Niqab debate at the heart of Canada’s election campaign
Ottawa - The niqab — the face-covering garment worn by many Muslim women — has become an issue in Canada’s upcoming elections. Some promote the garment as a sign of oppression, while others see it as a matter of freedom of expression and religion.
Canadian Prime Minister Stephen Harper, the Conservative Party leader, has drawn the issue of the niqab into his campaign. He promised to implement a ban on federal civil servants wearing niqabs or burkas if his government is re-elected in the October 19th election.
Harper also said he would create a “barbaric cultural practices hotline”, a police tip line that has been described by Harper’s critics as a fear-mongering and divisive tactic.
Harper said he wants to follow what the provincial government of Quebec has implemented through Bill 94, which requires women working with the public sector to remove their face coverings.
“The ban is illegal,” said Raja Khouri, president of the Canadian Arab Institute and a commissioner with the Ontario Human Rights Commission. “The human rights laws in this country and the Charter of Rights and Freedoms offer protection for religious observers.”
The niqab debate has been active in Quebec for some time but it is a relatively new issue for the rest of Canada. In 2011, Jason Kenney, then citizenship and immigration minister, issued a policy that required Muslim women to remove face veils while taking the oath at citizenship ceremonies.
The issue gained national attention in 2014 when 29-year-old Mississauga resident Zunera Ishaq challenged the regulation and refused to take her niqab off during her citizenship oath.
Ishaq won a legal battle against the Conservative government in 2015. The Federal Court ruled the ban of individuals’ face coverings during the citizenship oath was unlawful.
Ishaq took her oath of citizenship on October 9th while wearing a niqab. In an interview with CBC News she said that becoming a Canadian citizen has confirmed her belief in the justice system of Canada. “I was feeling in the oath, that definitely this is the country to whom I have to be loyal,” Ishaq said.
Ishaq, who arrived in Canada from Pakistan in 2008, said no one in her family wore the niqab or the hijab and indicated that wearing the veil was her personal choice. As a new citizen, Ishaq will be able to vote in the October 19th federal election.
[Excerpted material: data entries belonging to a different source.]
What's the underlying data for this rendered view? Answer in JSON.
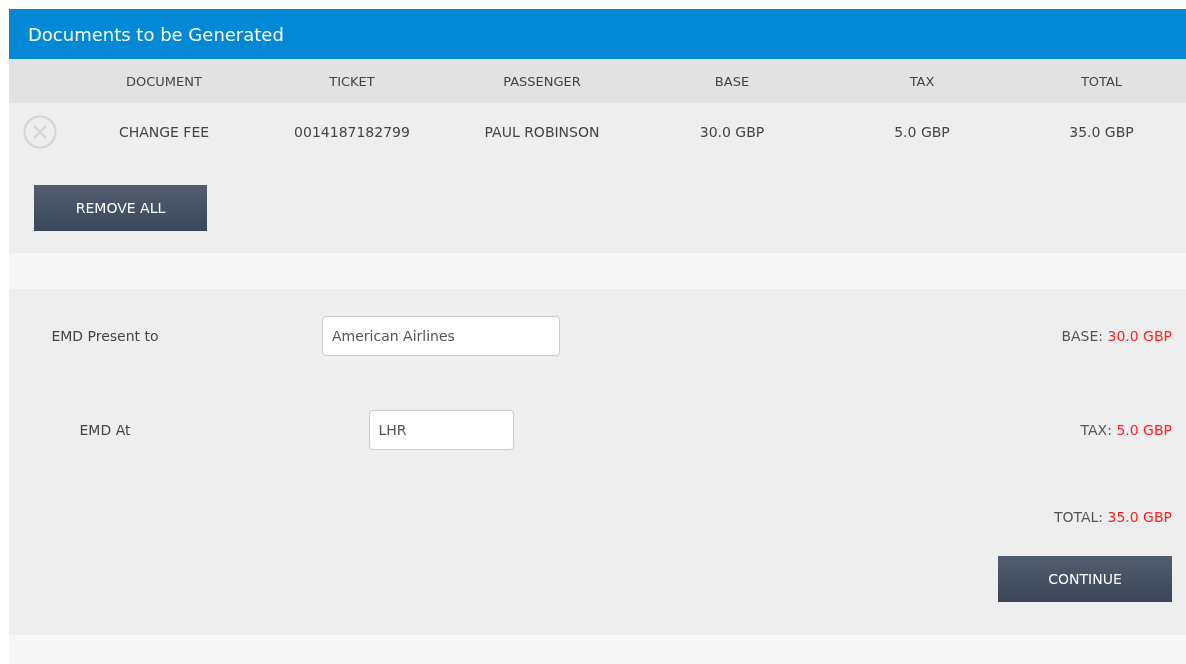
{
  "panel": {
    "title": "Documents to be Generated"
  },
  "table": {
    "columns": [
      "DOCUMENT",
      "TICKET",
      "PASSENGER",
      "BASE",
      "TAX",
      "TOTAL"
    ],
    "rows": [
      {
        "cells": [
          "CHANGE FEE",
          "0014187182799",
          "PAUL ROBINSON",
          "30.0 GBP",
          "5.0 GBP",
          "35.0 GBP"
        ]
      }
    ]
  },
  "remove_all_button": "REMOVE ALL",
  "form": {
    "fields": [
      {
        "label": "EMD Present to",
        "value": "American Airlines",
        "kind": "wide"
      },
      {
        "label": "EMD At",
        "value": "LHR",
        "kind": "narrow"
      }
    ]
  },
  "totals": [
    {
      "label": "BASE:",
      "value": "30.0 GBP"
    },
    {
      "label": "TAX:",
      "value": "5.0 GBP"
    },
    {
      "label": "TOTAL:",
      "value": "35.0 GBP"
    }
  ],
  "continue_button": "CONTINUE"
}
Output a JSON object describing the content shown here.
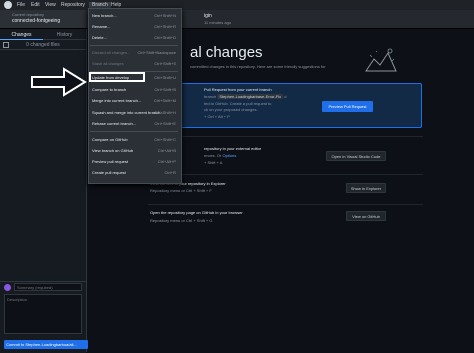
{
  "menubar": {
    "items": [
      "File",
      "Edit",
      "View",
      "Repository",
      "Branch",
      "Help"
    ]
  },
  "header": {
    "repo_label": "Current repository",
    "repo_name": "connected-fontgeeing",
    "fetch_label": "igin",
    "fetch_sub": "11 minutes ago"
  },
  "sidebar": {
    "tab_changes": "Changes",
    "tab_history": "History",
    "changed_files": "0 changed files",
    "summary_placeholder": "Summary (required)",
    "description_placeholder": "Description",
    "commit_button": "Commit to Stephen-Loadingbarboa/ali..."
  },
  "branch_menu": {
    "items": [
      {
        "label": "New branch...",
        "shortcut": "Ctrl+Shift+N",
        "disabled": false
      },
      {
        "label": "Rename...",
        "shortcut": "Ctrl+Shift+R",
        "disabled": false
      },
      {
        "label": "Delete...",
        "shortcut": "Ctrl+Shift+D",
        "disabled": false
      },
      {
        "label": "Discard all changes...",
        "shortcut": "Ctrl+Shift+Backspace",
        "disabled": true
      },
      {
        "label": "Stash all changes",
        "shortcut": "Ctrl+Shift+S",
        "disabled": true
      },
      {
        "label": "Update from develop",
        "shortcut": "Ctrl+Shift+U",
        "disabled": false
      },
      {
        "label": "Compare to branch",
        "shortcut": "Ctrl+Shift+B",
        "disabled": false
      },
      {
        "label": "Merge into current branch...",
        "shortcut": "Ctrl+Shift+M",
        "disabled": false
      },
      {
        "label": "Squash and merge into current branch...",
        "shortcut": "Ctrl+Shift+H",
        "disabled": false
      },
      {
        "label": "Rebase current branch...",
        "shortcut": "Ctrl+Shift+E",
        "disabled": false
      },
      {
        "label": "Compare on GitHub",
        "shortcut": "Ctrl+Shift+C",
        "disabled": false
      },
      {
        "label": "View branch on GitHub",
        "shortcut": "Ctrl+Alt+B",
        "disabled": false
      },
      {
        "label": "Preview pull request",
        "shortcut": "Ctrl+Alt+P",
        "disabled": false
      },
      {
        "label": "Create pull request",
        "shortcut": "Ctrl+R",
        "disabled": false
      }
    ]
  },
  "main": {
    "title": "al changes",
    "subtitle": "committed changes in this repository. Here are some friendly suggestions for",
    "pr_card": {
      "title": "Pull Request from your current branch",
      "branch_prefix": "branch",
      "branch_name": "Stephen-Loadingbarbase-Error-Fix",
      "branch_suffix": "d",
      "desc1": "ted to GitHub. Create a pull request to",
      "desc2": "ck on your proposed changes.",
      "shortcut": "+ Ctrl + Alt + P",
      "button": "Preview Pull Request"
    },
    "editor_card": {
      "title": "repository in your external editor",
      "sub_prefix": "ences. Or",
      "sub_link": "Options",
      "sub_shortcut": "+ Shift + A",
      "button": "Open in Visual Studio Code"
    },
    "explorer_card": {
      "title": "View the files of your repository in Explorer",
      "sub": "Repository menu or  Ctrl + Shift + F",
      "button": "Show in Explorer"
    },
    "github_card": {
      "title": "Open the repository page on GitHub in your browser",
      "sub": "Repository menu or  Ctrl + Shift + G",
      "button": "View on GitHub"
    }
  },
  "colors": {
    "background": "#0d1117",
    "accent": "#1f6feb",
    "menu": "#2b3036"
  }
}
Opponents of the niqab argue that women wearing them conceal their identities and are oppressed by their families. Many Muslim women have said they would show their faces to government officials to verify identity but refuse the notion that the government should be able to impose a specific dress code on them.
“This is a trend. We’ve seen this happening a lot in Europe. It’s still there and now it is reaching us here in North America,” said Monia Mazigh, a Canadian writer and human rights advocate, who in a 2014 novel, Mirrors and Mirages, highlights the traditional clothes worn by Muslim women.
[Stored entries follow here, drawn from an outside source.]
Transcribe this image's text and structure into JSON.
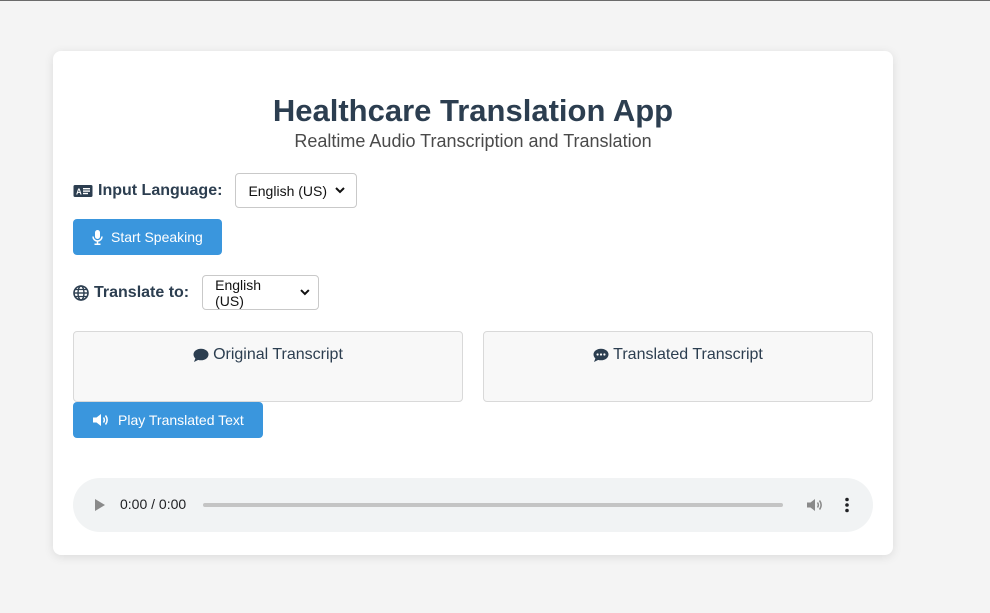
{
  "header": {
    "title": "Healthcare Translation App",
    "subtitle": "Realtime Audio Transcription and Translation"
  },
  "input_language": {
    "label": "Input Language:",
    "icon": "language-card-icon",
    "selected": "English (US)"
  },
  "start_button": {
    "label": "Start Speaking",
    "icon": "microphone-icon"
  },
  "translate_to": {
    "label": "Translate to:",
    "icon": "globe-icon",
    "selected": "English (US)"
  },
  "transcripts": {
    "original": {
      "label": "Original Transcript",
      "icon": "comment-icon"
    },
    "translated": {
      "label": "Translated Transcript",
      "icon": "comment-dots-icon"
    }
  },
  "play_button": {
    "label": "Play Translated Text",
    "icon": "volume-up-icon"
  },
  "audio_player": {
    "time": "0:00 / 0:00",
    "progress": 0
  },
  "colors": {
    "accent": "#3a96dd",
    "text": "#2c3e50",
    "background": "#f4f4f4"
  }
}
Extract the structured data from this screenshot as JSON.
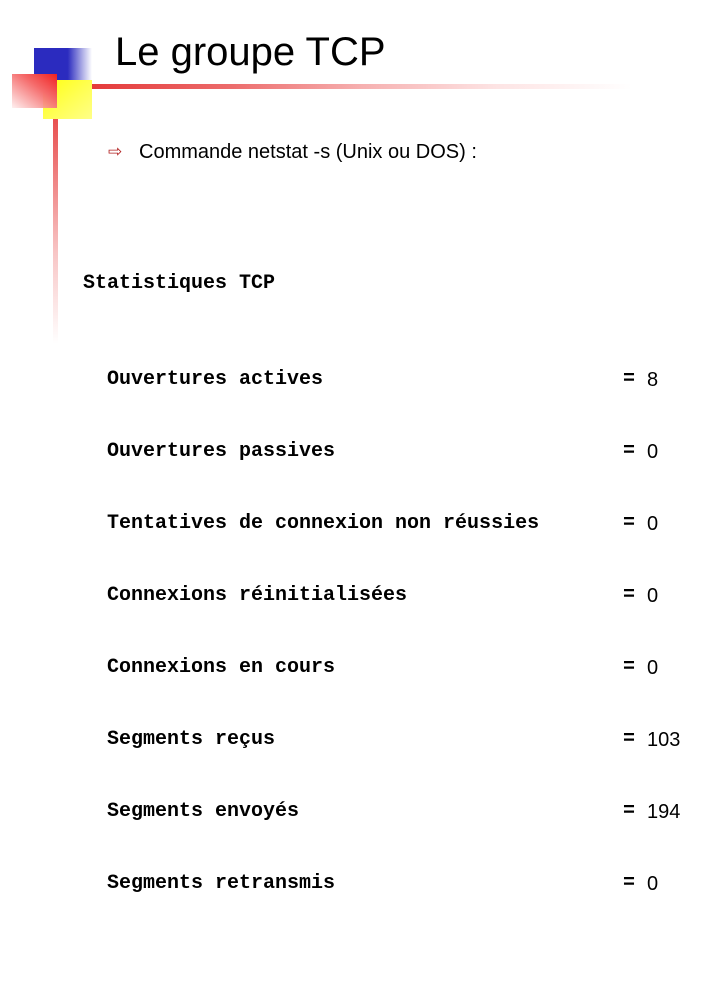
{
  "slide": {
    "title": "Le groupe TCP",
    "bullet_icon": "hollow-right-arrow",
    "bullet_text": "Commande netstat -s (Unix ou DOS) :",
    "colors": {
      "accent_red": "#e43a3a",
      "accent_blue": "#2b2bbf",
      "accent_yellow": "#ffff10",
      "bullet_arrow": "#b22222"
    }
  },
  "stats": {
    "heading": "Statistiques TCP",
    "rows": [
      {
        "label": "Ouvertures actives",
        "eq": "=",
        "value": "8"
      },
      {
        "label": "Ouvertures passives",
        "eq": "=",
        "value": "0"
      },
      {
        "label": "Tentatives de connexion non réussies",
        "eq": "=",
        "value": "0"
      },
      {
        "label": "Connexions réinitialisées",
        "eq": "=",
        "value": "0"
      },
      {
        "label": "Connexions en cours",
        "eq": "=",
        "value": "0"
      },
      {
        "label": "Segments reçus",
        "eq": "=",
        "value": "103"
      },
      {
        "label": "Segments envoyés",
        "eq": "=",
        "value": "194"
      },
      {
        "label": "Segments retransmis",
        "eq": "=",
        "value": "0"
      }
    ]
  }
}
“It’s the consequence of the whole international situation that is not only about the niqab but it’s about the demonisation of Muslims,” she added. “Stephen Harper saw a political opportunity to do it.”
Results of a taxpayer-funded poll suggest strong public support for the Conservative stance on the niqab during citizenship ceremonies. The poll, which Harper ordered, indicated that 82% of Canadians asked said they favoured the ban somewhat or strongly, with 15% opposed. Support for the policy was stronger in Quebec, where 93% stated they were in favour of the requirement.
Considering that just 3.2% of the population in Canada is Muslim and very few women wear the niqab it is striking that the issue has raised so much controversy.
The New Democratic Party (NDP) and the Liberal Party, two major federal parties, oppose the Conservative stance on the niqab. NDP leader Thomas Mulcair accused Harper of playing “identity politics”, while Liberal leader Justin Trudeau insisted that Harper was trying to use the issue to “distract and deflect from his failures on the economy”.
Khouri said the timing of the election has “sensationalised” the niqab issue, suggesting that it has probably been discussed much more than issues of greater importance, such as climate change and the economy.
“It’s unfortunate that it has become a political football,” said Khouri. “It forces a group of Canadians who are Muslims or Arabs to become defensive.”